The huge human losses altered the old balances among the classical “factors of production”—labour, land, and capital. The fall in population forced up wages in the towns and depressed rents in the countryside, as the fewer workers remaining could command a higher “scarcity value.” In contrast, the costs of land and capital fell; both grew relatively more abundant and cheaper as human numbers shrank. Expensive labour and cheap land and capital encouraged “factor substitution,” the replacement of the costly factor (labour) by the cheaper ones (land and capital). This substitution of land and capital for labour can be seen, for example, in the widespread conversions of arable land to pastures; a few shepherds, supplied with capital (sheep) and extensive pastures, could generate a higher return than plowland, intensively farmed by many well-paid labourers.
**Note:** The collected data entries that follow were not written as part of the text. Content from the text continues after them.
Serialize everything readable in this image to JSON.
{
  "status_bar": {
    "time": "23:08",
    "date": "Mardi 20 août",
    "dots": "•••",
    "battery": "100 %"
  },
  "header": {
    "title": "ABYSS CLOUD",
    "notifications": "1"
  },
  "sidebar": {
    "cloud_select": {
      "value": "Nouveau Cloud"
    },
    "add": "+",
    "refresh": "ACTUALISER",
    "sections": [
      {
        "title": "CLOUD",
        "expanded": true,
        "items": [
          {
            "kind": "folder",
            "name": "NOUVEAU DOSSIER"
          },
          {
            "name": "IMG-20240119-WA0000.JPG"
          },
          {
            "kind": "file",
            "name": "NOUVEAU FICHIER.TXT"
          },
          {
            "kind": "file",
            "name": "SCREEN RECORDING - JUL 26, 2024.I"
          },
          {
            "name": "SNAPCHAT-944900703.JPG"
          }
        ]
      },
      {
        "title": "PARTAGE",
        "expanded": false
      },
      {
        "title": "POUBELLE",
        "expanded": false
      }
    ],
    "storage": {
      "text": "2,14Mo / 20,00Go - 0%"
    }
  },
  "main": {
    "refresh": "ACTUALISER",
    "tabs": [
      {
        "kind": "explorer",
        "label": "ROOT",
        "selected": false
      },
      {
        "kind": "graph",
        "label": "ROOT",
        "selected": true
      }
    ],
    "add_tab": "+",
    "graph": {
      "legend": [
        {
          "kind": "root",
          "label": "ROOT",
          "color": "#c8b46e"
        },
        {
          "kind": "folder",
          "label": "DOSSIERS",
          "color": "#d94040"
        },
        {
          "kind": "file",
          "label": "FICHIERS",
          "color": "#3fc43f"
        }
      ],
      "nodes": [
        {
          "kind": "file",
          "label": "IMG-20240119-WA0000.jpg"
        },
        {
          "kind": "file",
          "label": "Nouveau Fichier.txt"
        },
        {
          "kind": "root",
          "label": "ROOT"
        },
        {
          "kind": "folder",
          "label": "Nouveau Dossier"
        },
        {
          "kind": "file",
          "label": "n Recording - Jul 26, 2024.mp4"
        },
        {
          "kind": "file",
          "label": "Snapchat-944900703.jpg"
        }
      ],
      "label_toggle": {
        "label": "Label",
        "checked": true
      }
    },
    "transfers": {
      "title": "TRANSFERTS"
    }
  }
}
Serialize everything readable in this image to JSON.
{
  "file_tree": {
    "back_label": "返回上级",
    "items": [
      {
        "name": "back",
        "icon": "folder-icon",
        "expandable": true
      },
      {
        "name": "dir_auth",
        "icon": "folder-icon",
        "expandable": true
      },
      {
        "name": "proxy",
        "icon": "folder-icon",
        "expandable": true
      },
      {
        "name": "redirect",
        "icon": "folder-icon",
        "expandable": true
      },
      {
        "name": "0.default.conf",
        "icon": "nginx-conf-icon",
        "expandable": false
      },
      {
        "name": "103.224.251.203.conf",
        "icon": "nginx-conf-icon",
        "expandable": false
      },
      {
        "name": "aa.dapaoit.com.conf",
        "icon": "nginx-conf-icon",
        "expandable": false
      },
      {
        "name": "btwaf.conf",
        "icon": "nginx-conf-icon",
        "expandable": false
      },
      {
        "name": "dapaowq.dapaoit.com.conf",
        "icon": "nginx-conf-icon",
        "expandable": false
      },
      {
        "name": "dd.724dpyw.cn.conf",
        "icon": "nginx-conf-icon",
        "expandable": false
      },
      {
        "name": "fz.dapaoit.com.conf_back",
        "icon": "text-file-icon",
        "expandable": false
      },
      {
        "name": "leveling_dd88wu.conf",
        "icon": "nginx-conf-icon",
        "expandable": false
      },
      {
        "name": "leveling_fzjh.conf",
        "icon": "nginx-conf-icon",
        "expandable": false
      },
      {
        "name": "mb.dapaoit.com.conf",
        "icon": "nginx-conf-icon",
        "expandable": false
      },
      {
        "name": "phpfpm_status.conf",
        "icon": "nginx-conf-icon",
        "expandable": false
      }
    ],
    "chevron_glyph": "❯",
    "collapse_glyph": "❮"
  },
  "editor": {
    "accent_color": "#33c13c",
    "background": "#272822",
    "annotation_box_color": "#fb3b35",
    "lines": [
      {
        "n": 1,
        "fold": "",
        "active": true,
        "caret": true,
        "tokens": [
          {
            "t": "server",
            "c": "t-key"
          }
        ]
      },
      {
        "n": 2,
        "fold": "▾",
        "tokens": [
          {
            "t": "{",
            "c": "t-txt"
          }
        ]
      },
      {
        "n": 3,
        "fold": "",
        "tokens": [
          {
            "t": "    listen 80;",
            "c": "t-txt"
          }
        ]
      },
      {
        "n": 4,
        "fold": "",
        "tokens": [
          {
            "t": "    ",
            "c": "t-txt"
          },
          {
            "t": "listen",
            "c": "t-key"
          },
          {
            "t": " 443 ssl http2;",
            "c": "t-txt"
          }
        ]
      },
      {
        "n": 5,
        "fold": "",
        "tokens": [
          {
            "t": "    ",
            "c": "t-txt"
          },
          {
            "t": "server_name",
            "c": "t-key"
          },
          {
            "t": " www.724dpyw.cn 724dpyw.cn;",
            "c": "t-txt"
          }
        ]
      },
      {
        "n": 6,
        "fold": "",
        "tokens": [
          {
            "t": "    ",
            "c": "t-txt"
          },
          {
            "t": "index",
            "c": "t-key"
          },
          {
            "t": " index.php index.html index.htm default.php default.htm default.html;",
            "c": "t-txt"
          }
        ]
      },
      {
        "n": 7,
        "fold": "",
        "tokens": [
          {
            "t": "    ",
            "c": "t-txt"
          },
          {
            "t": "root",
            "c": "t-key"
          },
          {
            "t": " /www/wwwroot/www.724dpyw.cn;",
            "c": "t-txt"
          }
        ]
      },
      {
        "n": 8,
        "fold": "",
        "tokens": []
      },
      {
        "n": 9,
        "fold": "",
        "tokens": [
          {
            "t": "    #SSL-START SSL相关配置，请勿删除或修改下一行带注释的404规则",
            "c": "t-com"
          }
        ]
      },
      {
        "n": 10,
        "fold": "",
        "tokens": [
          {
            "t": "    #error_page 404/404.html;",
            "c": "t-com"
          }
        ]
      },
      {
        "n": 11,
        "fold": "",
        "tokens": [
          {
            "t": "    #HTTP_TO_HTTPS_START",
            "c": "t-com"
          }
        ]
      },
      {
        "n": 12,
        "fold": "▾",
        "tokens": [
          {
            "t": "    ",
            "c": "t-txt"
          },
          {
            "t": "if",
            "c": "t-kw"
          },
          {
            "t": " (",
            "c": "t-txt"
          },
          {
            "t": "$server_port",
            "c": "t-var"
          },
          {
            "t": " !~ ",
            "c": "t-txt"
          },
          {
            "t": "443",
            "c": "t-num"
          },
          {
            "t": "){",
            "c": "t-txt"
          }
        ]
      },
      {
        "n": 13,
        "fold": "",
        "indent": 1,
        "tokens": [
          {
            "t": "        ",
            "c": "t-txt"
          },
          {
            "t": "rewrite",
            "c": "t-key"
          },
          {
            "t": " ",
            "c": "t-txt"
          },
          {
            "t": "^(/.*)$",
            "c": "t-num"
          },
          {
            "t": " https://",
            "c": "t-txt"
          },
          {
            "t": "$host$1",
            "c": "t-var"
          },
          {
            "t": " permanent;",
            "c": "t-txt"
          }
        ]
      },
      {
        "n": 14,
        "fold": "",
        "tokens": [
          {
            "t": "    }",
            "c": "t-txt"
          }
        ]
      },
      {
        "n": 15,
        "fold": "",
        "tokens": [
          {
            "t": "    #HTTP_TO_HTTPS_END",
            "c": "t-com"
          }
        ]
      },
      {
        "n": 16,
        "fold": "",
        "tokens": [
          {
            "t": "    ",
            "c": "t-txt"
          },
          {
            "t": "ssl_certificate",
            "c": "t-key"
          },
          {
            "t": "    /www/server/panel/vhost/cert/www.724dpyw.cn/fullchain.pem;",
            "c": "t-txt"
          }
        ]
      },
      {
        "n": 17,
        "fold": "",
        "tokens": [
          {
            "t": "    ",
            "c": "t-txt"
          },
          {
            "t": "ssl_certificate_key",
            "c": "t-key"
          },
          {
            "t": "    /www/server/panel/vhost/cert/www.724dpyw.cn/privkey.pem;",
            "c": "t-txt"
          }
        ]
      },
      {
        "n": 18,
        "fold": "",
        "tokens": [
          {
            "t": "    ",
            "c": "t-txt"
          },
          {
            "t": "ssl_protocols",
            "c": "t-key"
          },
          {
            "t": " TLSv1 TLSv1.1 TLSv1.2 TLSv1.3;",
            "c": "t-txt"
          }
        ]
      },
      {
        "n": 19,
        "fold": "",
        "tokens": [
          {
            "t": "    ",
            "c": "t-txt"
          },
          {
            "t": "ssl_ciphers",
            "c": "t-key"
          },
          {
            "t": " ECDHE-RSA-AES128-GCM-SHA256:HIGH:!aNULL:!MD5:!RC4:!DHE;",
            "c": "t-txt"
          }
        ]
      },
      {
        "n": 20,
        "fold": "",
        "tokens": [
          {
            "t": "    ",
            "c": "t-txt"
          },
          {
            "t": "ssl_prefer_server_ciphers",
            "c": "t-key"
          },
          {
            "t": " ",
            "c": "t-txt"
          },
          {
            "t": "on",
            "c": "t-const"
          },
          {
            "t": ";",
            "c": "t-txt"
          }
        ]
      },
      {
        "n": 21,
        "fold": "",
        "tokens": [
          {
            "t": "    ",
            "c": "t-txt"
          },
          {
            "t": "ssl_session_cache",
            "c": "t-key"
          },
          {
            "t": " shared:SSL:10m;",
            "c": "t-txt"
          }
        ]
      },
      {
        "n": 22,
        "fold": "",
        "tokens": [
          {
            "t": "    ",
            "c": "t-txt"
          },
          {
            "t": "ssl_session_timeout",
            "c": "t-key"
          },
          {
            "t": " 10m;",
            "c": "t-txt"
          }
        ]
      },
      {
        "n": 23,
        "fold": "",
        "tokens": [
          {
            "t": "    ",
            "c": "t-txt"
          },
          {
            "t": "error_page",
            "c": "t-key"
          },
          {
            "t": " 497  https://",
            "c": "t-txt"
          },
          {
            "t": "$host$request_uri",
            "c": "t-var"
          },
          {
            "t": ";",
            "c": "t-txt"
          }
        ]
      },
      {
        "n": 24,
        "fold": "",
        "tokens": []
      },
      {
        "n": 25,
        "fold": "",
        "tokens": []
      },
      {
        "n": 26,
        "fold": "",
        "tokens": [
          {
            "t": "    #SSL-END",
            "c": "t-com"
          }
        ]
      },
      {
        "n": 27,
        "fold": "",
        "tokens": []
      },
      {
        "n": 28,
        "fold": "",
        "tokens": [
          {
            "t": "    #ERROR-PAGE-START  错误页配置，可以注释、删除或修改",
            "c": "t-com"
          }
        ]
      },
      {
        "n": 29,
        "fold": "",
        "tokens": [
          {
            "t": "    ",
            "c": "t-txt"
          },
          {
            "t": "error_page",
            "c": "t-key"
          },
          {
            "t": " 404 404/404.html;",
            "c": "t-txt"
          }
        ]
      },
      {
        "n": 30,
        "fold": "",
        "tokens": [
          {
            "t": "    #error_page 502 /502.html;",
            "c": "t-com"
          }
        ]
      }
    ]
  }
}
Capital could also support the technology required to develop new tools, enabling labourers to work more productively. The late Middle Ages was accordingly a period of significant technological advances linked with high capital investment in labour-saving devices. The development of printing by movable metal type substituted an expensive machine, the press, for many human copyists. Gunpowder and firearms gave smaller armies greater fighting power. Changes in shipbuilding and in the development of navigational aids allowed bigger ships to sail with smaller crews over longer distances. By 1500 Europe achieved what it had never possessed before: a technological edge over all other civilizations. Europe was thus equipped for worldwide expansion.

Social changes also were pervasive. With a falling population, the cost of basic foodstuffs (notably wheat) declined. With cheaper food, people in both countryside and city could use their higher earnings to diversify and improve their diets—to consume more meat, dairy products, and beverages. They also could afford more manufactured products from the towns, to the benefit of the urban economies. The 14th century is rightly regarded as the golden age of working people.

Economic historians have traditionally envisioned the falling costs of the basic foodstuffs (cereals) and the continuing firm price of manufactures as two blades of a pair of open scissors. These price scissors diverted income from countryside to town. The late medieval price movements thus favoured urban artisans over peasants and merchants over landlords. Towns achieved a new weight in society; the number of towns counting more than 10,000 inhabitants increased from 125 in about 1300 to 154 in 1500, even as the total population was dropping. These changes undermined the leadership of the landholding nobility and enhanced the power and influence of the great merchants and bankers of the cities. The 16th would be a “bourgeois century.”

Culturally, the disasters of the late Middle Ages had the effect of altering attitudes and in particular of undermining the medieval faith that speculative reason could master the secrets of the universe. In an age of ferocious and unpredictable epidemics, the accidental and the unexpected, chance or fate, rather than immutable laws, seemed to dominate the course of human affairs. In an uncertain world, the surest, safest philosophical stance was empiricism. In formal philosophy, this new priority given to the concrete and the observable over and against the abstract and the speculative was known as nominalism. In social life, there was evident a novel emphasis on close observation, on the need to study each changing situation to arrive at a basis for action.